In St. Joseph, Louisiana, residents say the situation is particularly bad. Pictures posted online of chalky, dirt-brown water in bathtubs, washing machines, and sinks present a sickening image of what they mean.
These pictures come from Garrett Boyte, a resident and member of the Episcopal Diocese of Western Louisiana, a religious group that has been helping residents there handle water contamination.

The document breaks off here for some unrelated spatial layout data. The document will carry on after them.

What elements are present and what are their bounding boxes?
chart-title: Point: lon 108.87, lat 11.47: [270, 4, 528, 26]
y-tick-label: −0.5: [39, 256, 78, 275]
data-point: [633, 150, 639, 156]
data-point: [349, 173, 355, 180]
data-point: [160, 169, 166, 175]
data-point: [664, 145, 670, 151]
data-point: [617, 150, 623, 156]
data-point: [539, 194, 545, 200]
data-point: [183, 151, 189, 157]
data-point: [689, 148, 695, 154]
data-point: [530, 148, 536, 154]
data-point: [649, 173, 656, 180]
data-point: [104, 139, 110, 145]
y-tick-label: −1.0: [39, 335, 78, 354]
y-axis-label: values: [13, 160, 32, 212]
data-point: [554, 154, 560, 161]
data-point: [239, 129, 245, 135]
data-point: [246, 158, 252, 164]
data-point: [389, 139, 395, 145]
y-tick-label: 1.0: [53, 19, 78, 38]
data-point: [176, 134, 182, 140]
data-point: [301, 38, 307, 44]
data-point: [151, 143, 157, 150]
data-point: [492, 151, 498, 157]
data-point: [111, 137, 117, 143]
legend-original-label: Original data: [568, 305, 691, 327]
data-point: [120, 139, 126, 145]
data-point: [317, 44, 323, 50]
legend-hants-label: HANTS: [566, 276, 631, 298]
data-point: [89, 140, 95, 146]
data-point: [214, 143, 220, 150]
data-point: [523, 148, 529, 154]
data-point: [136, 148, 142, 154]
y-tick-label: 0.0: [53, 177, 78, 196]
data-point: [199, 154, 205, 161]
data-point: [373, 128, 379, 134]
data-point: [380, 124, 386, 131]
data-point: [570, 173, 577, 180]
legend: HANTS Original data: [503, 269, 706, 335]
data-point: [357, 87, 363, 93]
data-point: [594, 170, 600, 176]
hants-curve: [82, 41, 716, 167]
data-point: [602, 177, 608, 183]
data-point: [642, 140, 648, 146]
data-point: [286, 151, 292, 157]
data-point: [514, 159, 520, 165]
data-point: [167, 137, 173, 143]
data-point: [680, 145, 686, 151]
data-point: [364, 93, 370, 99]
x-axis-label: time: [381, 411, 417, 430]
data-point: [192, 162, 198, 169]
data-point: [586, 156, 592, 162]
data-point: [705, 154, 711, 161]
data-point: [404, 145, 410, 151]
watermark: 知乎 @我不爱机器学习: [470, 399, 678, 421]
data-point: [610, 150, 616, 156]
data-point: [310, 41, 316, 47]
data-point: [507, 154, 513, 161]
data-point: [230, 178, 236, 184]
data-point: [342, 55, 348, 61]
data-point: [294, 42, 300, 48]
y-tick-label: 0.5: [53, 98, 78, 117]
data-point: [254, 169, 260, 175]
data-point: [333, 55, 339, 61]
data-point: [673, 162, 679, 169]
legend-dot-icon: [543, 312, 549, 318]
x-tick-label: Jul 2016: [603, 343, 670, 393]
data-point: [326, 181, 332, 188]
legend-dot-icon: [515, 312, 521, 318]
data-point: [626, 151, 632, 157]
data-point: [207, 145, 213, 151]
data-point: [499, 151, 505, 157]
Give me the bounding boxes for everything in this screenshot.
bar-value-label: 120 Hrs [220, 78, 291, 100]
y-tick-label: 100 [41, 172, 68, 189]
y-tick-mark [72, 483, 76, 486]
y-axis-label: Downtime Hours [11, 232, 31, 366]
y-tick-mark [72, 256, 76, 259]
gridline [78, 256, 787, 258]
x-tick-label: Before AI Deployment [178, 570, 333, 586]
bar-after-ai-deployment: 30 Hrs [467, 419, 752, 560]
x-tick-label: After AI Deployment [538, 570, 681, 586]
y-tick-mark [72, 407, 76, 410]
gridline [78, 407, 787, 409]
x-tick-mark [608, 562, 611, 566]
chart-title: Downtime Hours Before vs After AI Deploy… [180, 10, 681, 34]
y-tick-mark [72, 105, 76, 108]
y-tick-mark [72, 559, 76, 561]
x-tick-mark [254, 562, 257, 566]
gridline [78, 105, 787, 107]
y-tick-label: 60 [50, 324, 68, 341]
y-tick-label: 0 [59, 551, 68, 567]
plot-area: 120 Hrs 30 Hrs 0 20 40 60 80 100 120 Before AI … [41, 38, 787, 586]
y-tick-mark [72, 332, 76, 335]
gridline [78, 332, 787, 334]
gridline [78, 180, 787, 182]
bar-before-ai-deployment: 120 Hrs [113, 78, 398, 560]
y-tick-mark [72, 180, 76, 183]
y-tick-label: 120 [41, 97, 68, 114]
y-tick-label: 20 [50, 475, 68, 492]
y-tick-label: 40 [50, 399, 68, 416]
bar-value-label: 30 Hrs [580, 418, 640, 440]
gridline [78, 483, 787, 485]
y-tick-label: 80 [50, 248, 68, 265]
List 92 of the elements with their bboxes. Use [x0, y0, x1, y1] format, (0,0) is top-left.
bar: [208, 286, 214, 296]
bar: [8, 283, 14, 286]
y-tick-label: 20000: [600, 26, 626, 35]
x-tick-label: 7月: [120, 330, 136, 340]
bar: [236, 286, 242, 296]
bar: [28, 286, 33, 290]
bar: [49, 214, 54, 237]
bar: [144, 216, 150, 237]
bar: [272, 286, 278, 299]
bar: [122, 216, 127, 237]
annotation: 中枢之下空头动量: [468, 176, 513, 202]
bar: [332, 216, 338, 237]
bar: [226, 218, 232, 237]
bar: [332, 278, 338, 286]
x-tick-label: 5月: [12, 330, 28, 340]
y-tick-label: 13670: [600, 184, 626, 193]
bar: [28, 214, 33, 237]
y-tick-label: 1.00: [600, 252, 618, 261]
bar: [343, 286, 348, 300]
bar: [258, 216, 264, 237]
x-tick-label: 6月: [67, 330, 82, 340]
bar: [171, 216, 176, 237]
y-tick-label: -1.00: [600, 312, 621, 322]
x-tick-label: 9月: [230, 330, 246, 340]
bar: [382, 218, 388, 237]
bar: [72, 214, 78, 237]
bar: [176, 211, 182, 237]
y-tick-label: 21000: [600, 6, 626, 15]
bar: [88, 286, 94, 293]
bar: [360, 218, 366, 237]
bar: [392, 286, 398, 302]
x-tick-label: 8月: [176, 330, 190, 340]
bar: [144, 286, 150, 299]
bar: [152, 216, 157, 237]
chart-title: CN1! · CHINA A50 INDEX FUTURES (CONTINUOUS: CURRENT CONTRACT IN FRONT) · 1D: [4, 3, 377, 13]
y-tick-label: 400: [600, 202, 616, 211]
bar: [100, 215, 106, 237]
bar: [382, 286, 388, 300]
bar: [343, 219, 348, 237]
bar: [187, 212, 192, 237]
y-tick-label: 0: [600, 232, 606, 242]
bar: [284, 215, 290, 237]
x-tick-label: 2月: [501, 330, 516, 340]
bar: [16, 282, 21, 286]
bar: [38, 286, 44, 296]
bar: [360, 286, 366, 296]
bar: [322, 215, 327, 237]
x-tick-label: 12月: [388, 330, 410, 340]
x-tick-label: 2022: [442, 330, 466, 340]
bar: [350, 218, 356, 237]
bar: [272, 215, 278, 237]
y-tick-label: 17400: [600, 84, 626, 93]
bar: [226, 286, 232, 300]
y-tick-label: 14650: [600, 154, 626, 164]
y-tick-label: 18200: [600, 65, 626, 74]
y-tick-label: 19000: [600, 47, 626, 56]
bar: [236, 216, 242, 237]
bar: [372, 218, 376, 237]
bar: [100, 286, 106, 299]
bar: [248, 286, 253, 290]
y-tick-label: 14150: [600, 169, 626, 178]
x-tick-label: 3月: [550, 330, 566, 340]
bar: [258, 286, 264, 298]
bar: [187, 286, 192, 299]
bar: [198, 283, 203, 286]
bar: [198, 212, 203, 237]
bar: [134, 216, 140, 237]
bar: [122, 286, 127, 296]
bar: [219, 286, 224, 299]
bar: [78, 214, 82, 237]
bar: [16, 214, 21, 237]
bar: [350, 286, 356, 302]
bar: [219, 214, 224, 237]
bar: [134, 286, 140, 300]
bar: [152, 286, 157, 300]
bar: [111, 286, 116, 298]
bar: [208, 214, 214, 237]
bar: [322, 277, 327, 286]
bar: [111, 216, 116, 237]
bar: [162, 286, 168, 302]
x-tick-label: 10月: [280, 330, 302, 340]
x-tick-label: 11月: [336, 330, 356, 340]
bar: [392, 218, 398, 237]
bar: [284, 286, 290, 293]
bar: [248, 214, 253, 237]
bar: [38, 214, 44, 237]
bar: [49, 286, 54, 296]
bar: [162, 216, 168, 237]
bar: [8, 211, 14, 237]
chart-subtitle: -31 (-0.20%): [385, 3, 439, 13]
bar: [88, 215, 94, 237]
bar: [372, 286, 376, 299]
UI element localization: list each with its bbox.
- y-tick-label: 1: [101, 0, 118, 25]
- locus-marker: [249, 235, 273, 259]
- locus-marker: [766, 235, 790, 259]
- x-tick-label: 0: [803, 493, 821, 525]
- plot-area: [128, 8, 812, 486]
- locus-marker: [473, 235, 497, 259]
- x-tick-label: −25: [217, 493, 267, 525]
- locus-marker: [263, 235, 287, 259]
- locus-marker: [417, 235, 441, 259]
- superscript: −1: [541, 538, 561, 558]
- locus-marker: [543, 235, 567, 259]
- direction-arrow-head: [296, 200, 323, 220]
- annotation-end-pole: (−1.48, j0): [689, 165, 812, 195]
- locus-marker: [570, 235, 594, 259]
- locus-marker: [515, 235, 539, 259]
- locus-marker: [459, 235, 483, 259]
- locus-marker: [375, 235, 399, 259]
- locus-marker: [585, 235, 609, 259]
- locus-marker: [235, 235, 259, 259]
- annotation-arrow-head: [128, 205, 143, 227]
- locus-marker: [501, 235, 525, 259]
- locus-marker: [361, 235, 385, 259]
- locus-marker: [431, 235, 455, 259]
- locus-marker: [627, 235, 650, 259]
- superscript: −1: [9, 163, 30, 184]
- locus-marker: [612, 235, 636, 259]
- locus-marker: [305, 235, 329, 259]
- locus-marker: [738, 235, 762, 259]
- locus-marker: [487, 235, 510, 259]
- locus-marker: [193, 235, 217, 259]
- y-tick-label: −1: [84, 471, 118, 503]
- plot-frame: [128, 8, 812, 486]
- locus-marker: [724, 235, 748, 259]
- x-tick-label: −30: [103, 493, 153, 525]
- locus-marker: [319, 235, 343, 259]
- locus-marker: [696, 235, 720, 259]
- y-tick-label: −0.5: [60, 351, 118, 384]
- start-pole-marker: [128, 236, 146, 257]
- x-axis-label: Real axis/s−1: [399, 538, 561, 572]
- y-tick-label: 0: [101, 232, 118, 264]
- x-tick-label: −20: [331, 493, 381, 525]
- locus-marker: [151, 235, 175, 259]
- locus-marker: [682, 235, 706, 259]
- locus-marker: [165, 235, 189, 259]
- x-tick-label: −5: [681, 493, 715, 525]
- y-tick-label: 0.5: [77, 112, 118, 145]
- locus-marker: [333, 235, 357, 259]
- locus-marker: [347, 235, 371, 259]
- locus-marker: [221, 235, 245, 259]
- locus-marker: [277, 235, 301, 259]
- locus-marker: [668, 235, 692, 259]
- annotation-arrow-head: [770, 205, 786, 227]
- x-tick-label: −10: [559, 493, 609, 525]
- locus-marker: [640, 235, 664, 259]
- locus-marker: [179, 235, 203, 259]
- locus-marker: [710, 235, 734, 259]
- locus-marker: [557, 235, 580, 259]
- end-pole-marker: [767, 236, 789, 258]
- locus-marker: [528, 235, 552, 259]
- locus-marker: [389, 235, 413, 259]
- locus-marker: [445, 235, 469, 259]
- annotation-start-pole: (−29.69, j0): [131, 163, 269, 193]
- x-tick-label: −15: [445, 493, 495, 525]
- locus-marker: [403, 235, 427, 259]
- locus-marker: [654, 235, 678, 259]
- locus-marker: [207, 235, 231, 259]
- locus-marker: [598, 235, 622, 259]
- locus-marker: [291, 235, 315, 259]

According to local news reports, residents say they have dealt with water safety issues for years. But some said they had seen drastic changes in water color — from yellowish to murky brown — in recent weeks. Others said the problems had persisted for as long as a decade. Since 2012, the town has mostly been under a boil notice — meaning residents are encouraged to boil water before drinking.
It's not exactly clear what's causing the discoloration, though some residents reported that the state's Department of Health and Hospitals said water samples from the town met the Environmental Protection Agency's minimal quality standards. Boyte, who said he spoke with the health department, explained those results pointed to problems with the pipe structure. Still, it's unclear if St. Joseph residents are facing anything near the scale of or severity of contamination as residents in Flint, Michigan. But it hasn't stopped people from drawing parallels.
The town has $6 million in funds allocated for fixing problems with its water system, but bureaucratic delays have kept the funds locked up. A White House petition calling on President Barack Obama to declare a state of emergency there has about 3,500 signatures. It needs 100,000 by February 19.
City officials and the county's Department of Health and Hospitals could not be reached prior to publication.